Being a stay at home mom feels pretty thankless. Maybe it isn’t in the long run, but a good meal or a clean house doesn’t ever get gushing praise. If I made something really cool at the museum, I’d get kudos that felt pretty good. Here, I’m lucky if they notice. My nine year old 2E kid and my toddler can’t really be left alone. Getting a shower is sometimes difficult because I can’t tell what they’ll be into when I come out. I can get up before them if I’m not too exhausted. Or I can shower after they go to bed. Otherwise, it probably isn’t happening.
My hobbies are pursued in 15 minute increments. The lessons I teach are done out of desperation for cash, and given all I have to handle, I’m not sure how long I’ll be able to keep up the pace. I get exactly two breaks per month from my kids to go to writers meetings that I’m increasingly less prepared for. Is a mom all I am? No. Is it most of what I am now? Yes. And as hard as that was to come to terms with, I feel like I should be praised for my courage, rather than being dissed for being less than the lady next to me, whose circumstances are not the same as mine.
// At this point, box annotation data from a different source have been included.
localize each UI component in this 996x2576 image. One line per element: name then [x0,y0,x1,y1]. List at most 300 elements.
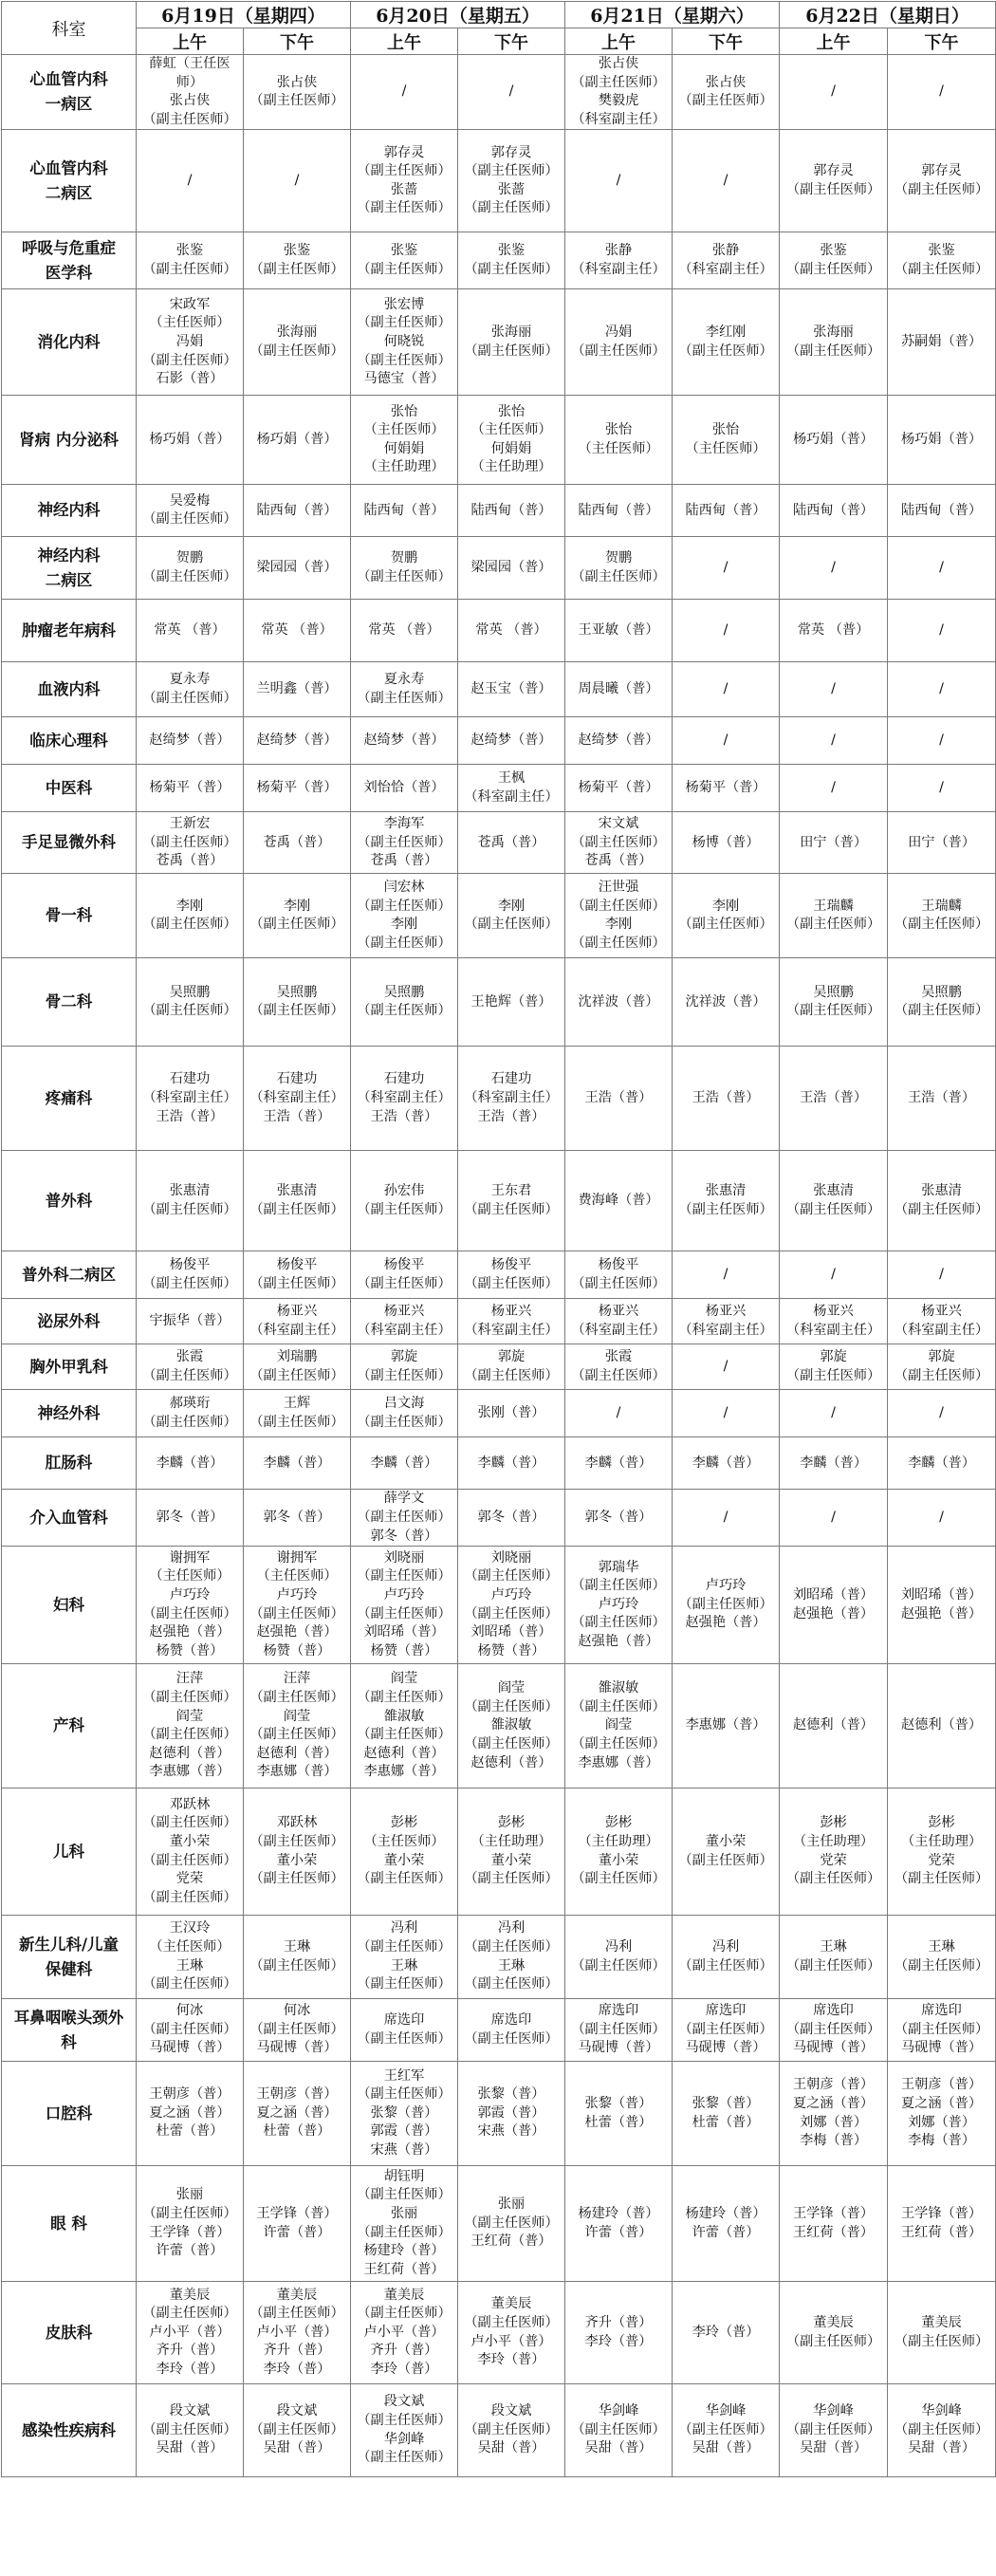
schedule-cell: 王学锋（普） 许蕾（普） [244,2166,351,2282]
schedule-cell: 董美辰 （副主任医师） [780,2282,888,2384]
schedule-cell: 赵德利（普） [780,1664,888,1788]
schedule-cell: 兰明鑫（普） [244,662,351,717]
schedule-cell: 席选印 （副主任医师） 马砚博（普） [780,1999,888,2062]
schedule-cell: 胡钰明 （副主任医师） 张丽 （副主任医师） 杨建玲（普） 王红荷（普） [351,2166,458,2282]
schedule-cell: 夏永寿 （副主任医师） [351,662,458,717]
schedule-cell: / [780,717,888,765]
schedule-cell: 郭冬（普） [137,1490,244,1547]
schedule-cell: 郭旋 （副主任医师） [780,1344,888,1390]
schedule-cell: 董美辰 （副主任医师） 卢小平（普） 齐升（普） 李玲（普） [244,2282,351,2384]
department-name: 普外科二病区 [2,1251,137,1299]
schedule-cell: 闫宏林 （副主任医师） 李刚 （副主任医师） [351,874,458,958]
schedule-row [2,1664,996,1788]
schedule-cell: 席选印 （副主任医师） 马砚博（普） [888,1999,996,2062]
schedule-cell: 王汉玲 （主任医师） 王琳 （副主任医师） [137,1916,244,1999]
department-name: 耳鼻咽喉头颈外 科 [2,1999,137,2062]
schedule-cell: 王朝彦（普） 夏之涵（普） 杜蕾（普） [244,2062,351,2166]
schedule-cell: 汪世强 （副主任医师） 李刚 （副主任医师） [565,874,673,958]
department-name: 眼 科 [2,2166,137,2282]
am-header: 上午 [351,28,458,55]
schedule-cell: 刘怡恰（普） [351,765,458,812]
department-name: 疼痛科 [2,1047,137,1151]
schedule-cell: / [673,1390,780,1437]
schedule-cell: 华剑峰 （副主任医师） 吴甜（普） [780,2384,888,2477]
schedule-row [2,1788,996,1916]
schedule-cell: / [565,130,673,232]
schedule-cell: 彭彬 （主任助理） 董小荣 （副主任医师） [565,1788,673,1916]
schedule-cell: 李刚 （副主任医师） [673,874,780,958]
schedule-cell: 贺鹏 （副主任医师） [565,537,673,600]
schedule-cell: 杨俊平 （副主任医师） [565,1251,673,1299]
schedule-cell: / [888,1390,996,1437]
schedule-cell: 董小荣 （副主任医师） [673,1788,780,1916]
schedule-cell: 张惠清 （副主任医师） [244,1151,351,1251]
schedule-cell: 李刚 （副主任医师） [458,874,565,958]
schedule-cell: 张怡 （主任医师） 何娟娟 （主任助理） [458,396,565,485]
schedule-row [2,1151,996,1251]
schedule-cell: 吴照鹏 （副主任医师） [351,958,458,1047]
schedule-cell: 冯利 （副主任医师） [565,1916,673,1999]
schedule-cell: 彭彬 （主任助理） 党荣 （副主任医师） [780,1788,888,1916]
schedule-row [2,537,996,600]
schedule-cell: 杨亚兴 （科室副主任） [673,1299,780,1344]
schedule-cell: / [673,537,780,600]
schedule-cell: 夏永寿 （副主任医师） [137,662,244,717]
schedule-row [2,1999,996,2062]
schedule-cell: 郭存灵 （副主任医师） 张蔷 （副主任医师） [351,130,458,232]
schedule-cell: 段文斌 （副主任医师） 华剑峰 （副主任医师） [351,2384,458,2477]
schedule-cell: 张怡 （主任医师） 何娟娟 （主任助理） [351,396,458,485]
schedule-cell: / [565,1390,673,1437]
schedule-cell: 王枫 （科室副主任） [458,765,565,812]
schedule-cell: / [673,1344,780,1390]
schedule-cell: 何冰 （副主任医师） 马砚博（普） [244,1999,351,2062]
department-name: 肿瘤老年病科 [2,600,137,662]
department-name: 骨二科 [2,958,137,1047]
schedule-cell: 李麟（普） [888,1437,996,1490]
schedule-cell: 汪萍 （副主任医师） 阎莹 （副主任医师） 赵德利（普） 李惠娜（普） [244,1664,351,1788]
schedule-cell: / [673,717,780,765]
department-name: 新生儿科/儿童 保健科 [2,1916,137,1999]
department-name: 皮肤科 [2,2282,137,2384]
schedule-cell: 席选印 （副主任医师） [351,1999,458,2062]
schedule-cell: 贺鹏 （副主任医师） [137,537,244,600]
day-header: 6月21日（星期六） [565,2,780,28]
am-header: 上午 [137,28,244,55]
schedule-cell: 陆西甸（普） [888,485,996,537]
schedule-cell: 杨菊平（普） [244,765,351,812]
schedule-row [2,289,996,396]
schedule-cell: 郭冬（普） [565,1490,673,1547]
schedule-cell: 宇振华（普） [137,1299,244,1344]
header-row-halves [2,28,996,55]
schedule-cell: 常英 （普） [458,600,565,662]
schedule-cell: 席选印 （副主任医师） 马砚博（普） [565,1999,673,2062]
schedule-cell: 王东君 （副主任医师） [458,1151,565,1251]
schedule-cell: 王朝彦（普） 夏之涵（普） 刘娜（普） 李梅（普） [888,2062,996,2166]
schedule-cell: 张丽 （副主任医师） 王红荷（普） [458,2166,565,2282]
schedule-body [2,55,996,2477]
schedule-cell: 李麟（普） [673,1437,780,1490]
schedule-cell: / [888,765,996,812]
schedule-cell: 彭彬 （主任助理） 党荣 （副主任医师） [888,1788,996,1916]
schedule-cell: 王亚敏（普） [565,600,673,662]
schedule-cell: 杨亚兴 （科室副主任） [458,1299,565,1344]
schedule-cell: 周晨曦（普） [565,662,673,717]
department-name: 肾病 内分泌科 [2,396,137,485]
schedule-cell: 刘晓丽 （副主任医师） 卢巧玲 （副主任医师） 刘昭琋（普） 杨赞（普） [458,1547,565,1664]
department-name: 口腔科 [2,2062,137,2166]
schedule-cell: 田宁（普） [780,812,888,874]
schedule-cell: 雒淑敏 （副主任医师） 阎莹 （副主任医师） 李惠娜（普） [565,1664,673,1788]
schedule-cell: 张怡 （主任医师） [565,396,673,485]
schedule-cell: / [673,130,780,232]
schedule-cell: 董美辰 （副主任医师） 卢小平（普） 齐升（普） 李玲（普） [351,2282,458,2384]
schedule-cell: 杨亚兴 （科室副主任） [244,1299,351,1344]
schedule-cell: 董美辰 （副主任医师） 卢小平（普） 齐升（普） 李玲（普） [137,2282,244,2384]
schedule-cell: 张宏博 （副主任医师） 何晓锐 （副主任医师） 马德宝（普） [351,289,458,396]
schedule-cell: 张鉴 （副主任医师） [244,232,351,289]
schedule-cell: 杨巧娟（普） [137,396,244,485]
schedule-row [2,958,996,1047]
schedule-cell: 李玲（普） [673,2282,780,2384]
schedule-cell: 张鉴 （副主任医师） [351,232,458,289]
schedule-row [2,717,996,765]
schedule-cell: 郭旋 （副主任医师） [351,1344,458,1390]
schedule-cell: 冯利 （副主任医师） 王琳 （副主任医师） [351,1916,458,1999]
schedule-cell: 杨博（普） [673,812,780,874]
schedule-cell: 王浩（普） [565,1047,673,1151]
schedule-row [2,1299,996,1344]
schedule-row [2,1547,996,1664]
schedule-cell: 李刚 （副主任医师） [137,874,244,958]
schedule-cell: 邓跃林 （副主任医师） 董小荣 （副主任医师） [244,1788,351,1916]
schedule-cell: 赵绮梦（普） [458,717,565,765]
schedule-cell: 冯利 （副主任医师） [673,1916,780,1999]
schedule-cell: 杨巧娟（普） [888,396,996,485]
am-header: 上午 [780,28,888,55]
schedule-cell: 阎莹 （副主任医师） 雒淑敏 （副主任医师） 赵德利（普） [458,1664,565,1788]
schedule-cell: / [888,55,996,130]
schedule-cell: 吴爱梅 （副主任医师） [137,485,244,537]
schedule-cell: / [780,1490,888,1547]
schedule-cell: 郭旋 （副主任医师） [888,1344,996,1390]
department-name: 儿科 [2,1788,137,1916]
schedule-cell: 杨菊平（普） [673,765,780,812]
schedule-cell: 张静 （科室副主任） [565,232,673,289]
schedule-cell: 张黎（普） 郭霞（普） 宋燕（普） [458,2062,565,2166]
schedule-cell: 杨菊平（普） [565,765,673,812]
schedule-cell: 常英 （普） [244,600,351,662]
schedule-cell: / [780,1390,888,1437]
schedule-cell: 赵绮梦（普） [565,717,673,765]
schedule-cell: 冯利 （副主任医师） 王琳 （副主任医师） [458,1916,565,1999]
schedule-cell: 赵德利（普） [888,1664,996,1788]
schedule-row [2,600,996,662]
schedule-cell: 杨俊平 （副主任医师） [351,1251,458,1299]
schedule-cell: 吴照鹏 （副主任医师） [244,958,351,1047]
schedule-cell: 苏嗣娟（普） [888,289,996,396]
day-header: 6月19日（星期四） [137,2,351,28]
schedule-cell: 杨亚兴 （科室副主任） [351,1299,458,1344]
schedule-cell: 李麟（普） [780,1437,888,1490]
schedule-cell: 杨巧娟（普） [780,396,888,485]
department-name: 心血管内科 一病区 [2,55,137,130]
schedule-row [2,130,996,232]
schedule-cell: 阎莹 （副主任医师） 雒淑敏 （副主任医师） 赵德利（普） 李惠娜（普） [351,1664,458,1788]
schedule-cell: 郭存灵 （副主任医师） 张蔷 （副主任医师） [458,130,565,232]
schedule-cell: 梁园园（普） [244,537,351,600]
schedule-cell: 石建功 （科室副主任） 王浩（普） [244,1047,351,1151]
department-name: 泌尿外科 [2,1299,137,1344]
schedule-cell: / [780,1251,888,1299]
pm-header: 下午 [458,28,565,55]
schedule-cell: 陆西甸（普） [351,485,458,537]
schedule-cell: 吴照鹏 （副主任医师） [780,958,888,1047]
schedule-cell: 王瑞麟 （副主任医师） [780,874,888,958]
schedule-cell: 张鉴 （副主任医师） [780,232,888,289]
schedule-cell: 董美辰 （副主任医师） 卢小平（普） 李玲（普） [458,2282,565,2384]
pm-header: 下午 [888,28,996,55]
schedule-cell: 张惠清 （副主任医师） [780,1151,888,1251]
schedule-cell: 杨俊平 （副主任医师） [458,1251,565,1299]
schedule-cell: 吕文海 （副主任医师） [351,1390,458,1437]
schedule-cell: / [780,537,888,600]
schedule-cell: 彭彬 （主任医师） 董小荣 （副主任医师） [351,1788,458,1916]
schedule-cell: 王瑞麟 （副主任医师） [888,874,996,958]
schedule-cell: 张惠清 （副主任医师） [673,1151,780,1251]
schedule-cell: 张鉴 （副主任医师） [888,232,996,289]
schedule-cell: 常英 （普） [137,600,244,662]
schedule-cell: 杨俊平 （副主任医师） [244,1251,351,1299]
schedule-cell: 王浩（普） [888,1047,996,1151]
department-name: 中医科 [2,765,137,812]
schedule-cell: 席选印 （副主任医师） [458,1999,565,2062]
schedule-cell: / [673,1251,780,1299]
schedule-cell: 王学锋（普） 王红荷（普） [888,2166,996,2282]
schedule-row [2,1390,996,1437]
schedule-cell: 李麟（普） [137,1437,244,1490]
schedule-cell: 郭冬（普） [244,1490,351,1547]
schedule-cell: / [673,600,780,662]
schedule-cell: 王艳辉（普） [458,958,565,1047]
schedule-cell: 吴照鹏 （副主任医师） [888,958,996,1047]
schedule-cell: 郭存灵 （副主任医师） [780,130,888,232]
schedule-cell: / [780,765,888,812]
schedule-cell: 王朝彦（普） 夏之涵（普） 杜蕾（普） [137,2062,244,2166]
schedule-cell: 王琳 （副主任医师） [780,1916,888,1999]
schedule-cell: / [888,717,996,765]
schedule-cell: 李刚 （副主任医师） [244,874,351,958]
schedule-cell: 苍禹（普） [244,812,351,874]
schedule-cell: 杨菊平（普） [137,765,244,812]
schedule-cell: / [137,130,244,232]
department-name: 血液内科 [2,662,137,717]
schedule-cell: 李惠娜（普） [673,1664,780,1788]
schedule-cell: 赵玉宝（普） [458,662,565,717]
schedule-cell: 王新宏 （副主任医师） 苍禹（普） [137,812,244,874]
schedule-cell: 李麟（普） [351,1437,458,1490]
schedule-cell: 李海军 （副主任医师） 苍禹（普） [351,812,458,874]
schedule-cell: 华剑峰 （副主任医师） 吴甜（普） [673,2384,780,2477]
schedule-cell: 郭旋 （副主任医师） [458,1344,565,1390]
schedule-cell: 王辉 （副主任医师） [244,1390,351,1437]
schedule-row [2,2384,996,2477]
schedule-cell: 段文斌 （副主任医师） 吴甜（普） [137,2384,244,2477]
schedule-cell: 刘瑞鹏 （副主任医师） [244,1344,351,1390]
schedule-cell: / [888,1251,996,1299]
schedule-row [2,1251,996,1299]
schedule-cell: / [888,600,996,662]
schedule-cell: 梁园园（普） [458,537,565,600]
schedule-cell: 苍禹（普） [458,812,565,874]
schedule-cell: / [780,55,888,130]
schedule-cell: 张丽 （副主任医师） 王学锋（普） 许蕾（普） [137,2166,244,2282]
schedule-cell: / [673,662,780,717]
schedule-cell: 王朝彦（普） 夏之涵（普） 刘娜（普） 李梅（普） [780,2062,888,2166]
schedule-cell: 杨亚兴 （科室副主任） [565,1299,673,1344]
schedule-cell: 李麟（普） [565,1437,673,1490]
schedule-cell: 华剑峰 （副主任医师） 吴甜（普） [888,2384,996,2477]
pm-header: 下午 [244,28,351,55]
schedule-cell: 席选印 （副主任医师） 马砚博（普） [673,1999,780,2062]
day-header: 6月22日（星期日） [780,2,996,28]
schedule-cell: 薛学文 （副主任医师） 郭冬（普） [351,1490,458,1547]
schedule-cell: 陆西甸（普） [673,485,780,537]
schedule-cell: 陆西甸（普） [458,485,565,537]
schedule-cell: 华剑峰 （副主任医师） 吴甜（普） [565,2384,673,2477]
schedule-cell: 陆西甸（普） [565,485,673,537]
schedule-cell: 杨建玲（普） 许蕾（普） [565,2166,673,2282]
schedule-cell: 杨巧娟（普） [244,396,351,485]
department-name: 感染性疾病科 [2,2384,137,2477]
schedule-row [2,232,996,289]
schedule-cell: 齐升（普） 李玲（普） [565,2282,673,2384]
department-name: 神经内科 [2,485,137,537]
schedule-cell: 赵绮梦（普） [244,717,351,765]
schedule-cell: 郭瑞华 （副主任医师） 卢巧玲 （副主任医师） 赵强艳（普） [565,1547,673,1664]
schedule-cell: 薛虹（王任医师） 张占侠 （副主任医师） [137,55,244,130]
schedule-cell: 王红军 （副主任医师） 张黎（普） 郭霞（普） 宋燕（普） [351,2062,458,2166]
schedule-cell: 赵绮梦（普） [351,717,458,765]
schedule-row [2,1047,996,1151]
schedule-cell: 冯娟 （副主任医师） [565,289,673,396]
schedule-cell: / [888,662,996,717]
schedule-cell: 宋文斌 （副主任医师） 苍禹（普） [565,812,673,874]
schedule-cell: 张黎（普） 杜蕾（普） [673,2062,780,2166]
schedule-cell: 李麟（普） [458,1437,565,1490]
schedule-cell: 李麟（普） [244,1437,351,1490]
schedule-cell: 赵绮梦（普） [137,717,244,765]
schedule-cell: 陆西甸（普） [780,485,888,537]
schedule-row [2,662,996,717]
schedule-cell: 董美辰 （副主任医师） [888,2282,996,2384]
department-name: 普外科 [2,1151,137,1251]
schedule-cell: 汪萍 （副主任医师） 阎莹 （副主任医师） 赵德利（普） 李惠娜（普） [137,1664,244,1788]
schedule-cell: 王浩（普） [780,1047,888,1151]
schedule-cell: / [888,1490,996,1547]
schedule-cell: 张怡 （主任医师） [673,396,780,485]
schedule-cell: 沈祥波（普） [565,958,673,1047]
day-header: 6月20日（星期五） [351,2,565,28]
department-name: 妇科 [2,1547,137,1664]
schedule-cell: 张霞 （副主任医师） [137,1344,244,1390]
schedule-row [2,1344,996,1390]
schedule-row [2,812,996,874]
schedule-cell: 邓跃林 （副主任医师） 董小荣 （副主任医师） 党荣 （副主任医师） [137,1788,244,1916]
schedule-cell: 张海丽 （副主任医师） [244,289,351,396]
schedule-cell: 刘晓丽 （副主任医师） 卢巧玲 （副主任医师） 刘昭琋（普） 杨赞（普） [351,1547,458,1664]
schedule-cell: 谢拥军 （主任医师） 卢巧玲 （副主任医师） 赵强艳（普） 杨赞（普） [137,1547,244,1664]
schedule-row [2,2282,996,2384]
schedule-cell: 常英 （普） [780,600,888,662]
schedule-cell: 张惠清 （副主任医师） [888,1151,996,1251]
department-name: 呼吸与危重症 医学科 [2,232,137,289]
schedule-cell: 张霞 （副主任医师） [565,1344,673,1390]
schedule-row [2,874,996,958]
schedule-cell: / [673,1490,780,1547]
schedule-cell: 石建功 （科室副主任） 王浩（普） [137,1047,244,1151]
department-name: 消化内科 [2,289,137,396]
header-row-days [2,2,996,28]
schedule-row [2,1490,996,1547]
schedule-cell: 郭存灵 （副主任医师） [888,130,996,232]
schedule-cell: 张海丽 （副主任医师） [458,289,565,396]
schedule-cell: 谢拥军 （主任医师） 卢巧玲 （副主任医师） 赵强艳（普） 杨赞（普） [244,1547,351,1664]
schedule-cell: 段文斌 （副主任医师） 吴甜（普） [458,2384,565,2477]
schedule-cell: / [888,537,996,600]
schedule-cell: 张占侠 （副主任医师） 樊毅虎 （科室副主任） [565,55,673,130]
schedule-cell: 王琳 （副主任医师） [244,1916,351,1999]
schedule-row [2,1437,996,1490]
schedule-cell: 陆西甸（普） [244,485,351,537]
schedule-cell: 石建功 （科室副主任） 王浩（普） [351,1047,458,1151]
department-name: 神经内科 二病区 [2,537,137,600]
schedule-cell: 张占侠 （副主任医师） [244,55,351,130]
schedule-cell: 张海丽 （副主任医师） [780,289,888,396]
pm-header: 下午 [673,28,780,55]
schedule-cell: 王琳 （副主任医师） [888,1916,996,1999]
department-name: 心血管内科 二病区 [2,130,137,232]
schedule-cell: 张静 （科室副主任） [673,232,780,289]
schedule-cell: 李红刚 （副主任医师） [673,289,780,396]
schedule-cell: 何冰 （副主任医师） 马砚博（普） [137,1999,244,2062]
department-name: 临床心理科 [2,717,137,765]
schedule-cell: / [351,55,458,130]
schedule-cell: 张鉴 （副主任医师） [137,232,244,289]
schedule-cell: 孙宏伟 （副主任医师） [351,1151,458,1251]
schedule-row [2,2166,996,2282]
schedule-cell: 郝瑛珩 （副主任医师） [137,1390,244,1437]
schedule-cell: 张惠清 （副主任医师） [137,1151,244,1251]
schedule-cell: 杨建玲（普） 许蕾（普） [673,2166,780,2282]
department-name: 介入血管科 [2,1490,137,1547]
schedule-cell: 石建功 （科室副主任） 王浩（普） [458,1047,565,1151]
schedule-cell: 卢巧玲 （副主任医师） 赵强艳（普） [673,1547,780,1664]
schedule-cell: 王学锋（普） 王红荷（普） [780,2166,888,2282]
schedule-cell: 张刚（普） [458,1390,565,1437]
schedule-cell: 王浩（普） [673,1047,780,1151]
department-name: 骨一科 [2,874,137,958]
schedule-cell: 杨俊平 （副主任医师） [137,1251,244,1299]
schedule-cell: 彭彬 （主任助理） 董小荣 （副主任医师） [458,1788,565,1916]
schedule-cell: 刘昭琋（普） 赵强艳（普） [780,1547,888,1664]
schedule-row [2,55,996,130]
department-name: 胸外甲乳科 [2,1344,137,1390]
schedule-cell: 张占侠 （副主任医师） [673,55,780,130]
schedule-cell: 刘昭琋（普） 赵强艳（普） [888,1547,996,1664]
schedule-cell: 杨亚兴 （科室副主任） [780,1299,888,1344]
No, I don’t agree with Mitt Romney. Not every family has a parent that can stay at home. The notion that he could know what is right for every family is beyond absurd. He has always lived a life of privilege. Each family does what they must, and without infinite resources, that can be mind-bendingly difficult.
I also didn’t take exception with the first lady when she said of all her jobs the most important was being “mother in chief” because I understood her words to mean that when it came down to it, the kids came first. That’s a matter of priorities. If she put off the needs of her children because another job had taken precedence, I’d think her a lousy mother. The needs of our children should come first — but I am talking needs here, not wants. But yes, you do put your own oxygen mask on first in the airplane because if you pass out, your kids are left without your assistance. But if there’s one available seat on the ark when the world is about to end, a good mom gives it to her child and watches the apocalypse in person. That represents good priorities.
We are never, ever one thing. If a single mom manages to homeschool and support her family, I believe she ought to be applauded, because that is HARD WORK. But my life is hard too. And I walked away from a job I loved because it was the best thing for my family. I agreed to be invisible and mostly nameless for the good of my family. And that is why this article and the disagreement bothers me. For all the invisibility I endure, I also don’t want the pendulum to swing from the notion that a woman can only be a housewife to the notion that a woman cannot stay home with her kids. Being a stay at home mom is a job. I’ll have no days off, no sick time, no retirement program and no pay. I’ll work hard without praise or even so much as a thank you sometimes. I’ll do sisyphean task after sisyphean task until I can’t stand another dish or piece of laundry. But I’ll also build a lot of memories during these fleeting years of childhood, and I’ll have a thousand opportunities to tell my budding little people how much they mean to me. Those are the reasons I made this choice and the reason I drag myself out of bed, even when I’ve hardly slept a wink. It isn’t glamorous, but it is my life. And I feel my choice should be respected.